Иван Иванович ответил удивленным вопросом:

– Как почему? Дикарь же. Дикарь! Волк одну важенку задерет, хворую, хромоногую, жалко пусть, пусть себя ругаешь, только большой беды нет. А дикарь всех важенок уведет. Важенка, она, как женщина, ей сильный мужик нужен.

Вон оно что. Оттого-то и унеслись так стремительно пастухи в тундру. Не до гостей им. У них свои заботы, самые неожиданные, самые важные. Так же, как для заставы сейчас – поиск шаров. И, видимо, все верно, так и нужно, чтобы каждый делал свое дело, считая его самым главным. И все же не потому, конечно, бригадир вроде бы недоволен мои приездом. Иное что-то. А что?
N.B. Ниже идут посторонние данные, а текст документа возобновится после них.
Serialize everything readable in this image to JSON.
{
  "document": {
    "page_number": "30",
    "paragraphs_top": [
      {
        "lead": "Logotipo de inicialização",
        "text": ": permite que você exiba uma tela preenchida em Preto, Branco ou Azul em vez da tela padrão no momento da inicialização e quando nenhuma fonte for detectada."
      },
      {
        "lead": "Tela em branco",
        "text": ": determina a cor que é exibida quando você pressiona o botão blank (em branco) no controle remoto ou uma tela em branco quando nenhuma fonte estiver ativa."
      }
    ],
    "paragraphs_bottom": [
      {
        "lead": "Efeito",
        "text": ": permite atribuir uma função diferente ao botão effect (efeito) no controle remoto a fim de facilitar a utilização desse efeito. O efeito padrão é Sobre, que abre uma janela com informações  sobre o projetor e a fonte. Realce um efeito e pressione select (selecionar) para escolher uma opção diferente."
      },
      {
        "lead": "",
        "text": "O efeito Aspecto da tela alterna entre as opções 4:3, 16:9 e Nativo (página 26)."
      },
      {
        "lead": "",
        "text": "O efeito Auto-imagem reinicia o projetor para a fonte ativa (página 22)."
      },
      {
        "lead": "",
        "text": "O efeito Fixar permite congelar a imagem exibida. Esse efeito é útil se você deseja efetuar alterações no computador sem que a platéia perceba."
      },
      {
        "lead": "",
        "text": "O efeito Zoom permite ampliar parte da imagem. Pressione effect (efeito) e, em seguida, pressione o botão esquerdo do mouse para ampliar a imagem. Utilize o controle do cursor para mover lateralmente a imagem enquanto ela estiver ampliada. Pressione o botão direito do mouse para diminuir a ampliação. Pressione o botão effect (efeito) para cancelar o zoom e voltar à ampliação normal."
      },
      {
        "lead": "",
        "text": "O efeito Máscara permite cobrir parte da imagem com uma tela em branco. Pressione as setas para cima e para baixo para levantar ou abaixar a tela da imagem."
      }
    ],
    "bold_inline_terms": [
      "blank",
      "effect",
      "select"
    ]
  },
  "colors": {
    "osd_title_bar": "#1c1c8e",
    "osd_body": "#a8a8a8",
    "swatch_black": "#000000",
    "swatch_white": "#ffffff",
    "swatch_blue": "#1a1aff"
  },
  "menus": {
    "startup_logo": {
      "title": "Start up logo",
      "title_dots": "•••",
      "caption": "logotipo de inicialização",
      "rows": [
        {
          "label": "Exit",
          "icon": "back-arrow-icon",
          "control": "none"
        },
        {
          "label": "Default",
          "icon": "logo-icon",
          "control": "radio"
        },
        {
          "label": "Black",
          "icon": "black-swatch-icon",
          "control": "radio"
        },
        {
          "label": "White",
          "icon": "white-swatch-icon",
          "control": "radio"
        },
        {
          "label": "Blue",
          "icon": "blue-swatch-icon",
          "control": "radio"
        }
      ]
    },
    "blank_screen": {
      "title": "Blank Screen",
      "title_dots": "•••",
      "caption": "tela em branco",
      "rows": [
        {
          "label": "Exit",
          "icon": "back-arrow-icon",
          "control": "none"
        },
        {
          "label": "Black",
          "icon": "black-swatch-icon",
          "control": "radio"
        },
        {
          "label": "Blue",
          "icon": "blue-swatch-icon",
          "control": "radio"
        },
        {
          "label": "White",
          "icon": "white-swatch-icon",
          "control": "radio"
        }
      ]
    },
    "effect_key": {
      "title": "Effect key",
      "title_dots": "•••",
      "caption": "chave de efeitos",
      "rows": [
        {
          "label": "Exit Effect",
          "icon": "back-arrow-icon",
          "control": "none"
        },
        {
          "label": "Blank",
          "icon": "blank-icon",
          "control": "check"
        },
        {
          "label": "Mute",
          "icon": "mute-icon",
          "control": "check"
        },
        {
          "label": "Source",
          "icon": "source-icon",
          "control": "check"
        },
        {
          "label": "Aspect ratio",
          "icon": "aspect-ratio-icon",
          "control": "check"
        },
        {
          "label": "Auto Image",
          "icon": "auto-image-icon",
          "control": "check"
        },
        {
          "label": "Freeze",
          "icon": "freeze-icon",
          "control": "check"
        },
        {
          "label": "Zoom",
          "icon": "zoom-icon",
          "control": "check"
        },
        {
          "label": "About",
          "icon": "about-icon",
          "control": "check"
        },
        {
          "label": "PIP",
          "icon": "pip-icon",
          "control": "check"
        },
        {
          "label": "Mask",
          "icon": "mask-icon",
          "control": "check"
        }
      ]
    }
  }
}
Игорь Игоревич положил на горячие угли несколько сухих полешек, они, подымив, вспыхнули, чайник, придвинутый к огню, благодушно зашумел, и только лишь тогда Иван Иванович принялся выкладывать из кастрюли в алюминиевую чашку большие куски мяса. Оно было еще горячим. Видимо, пастухи ждали своего бригадира, чтобы пообедать вместе, а он прискакал с такой тревожной вестью, что оказалось им не до еды. Теперь он угощал нас, всем видом выказывая, что ему нет времени рассиживаться за трапезой – сам он торопливо глотал, почти не пережевывая, мясо; не успели мы еще расправиться со своими кусками, он налил нам чаю, и только сделали мы по последнему глотку, как сразу спросил:

– Какая нужда привела, сказывайте? Мне к людям бежать пора.

– В тундру, Иван Иванович, шары пролетели, – начал было я объяснять, но он не стал слушать.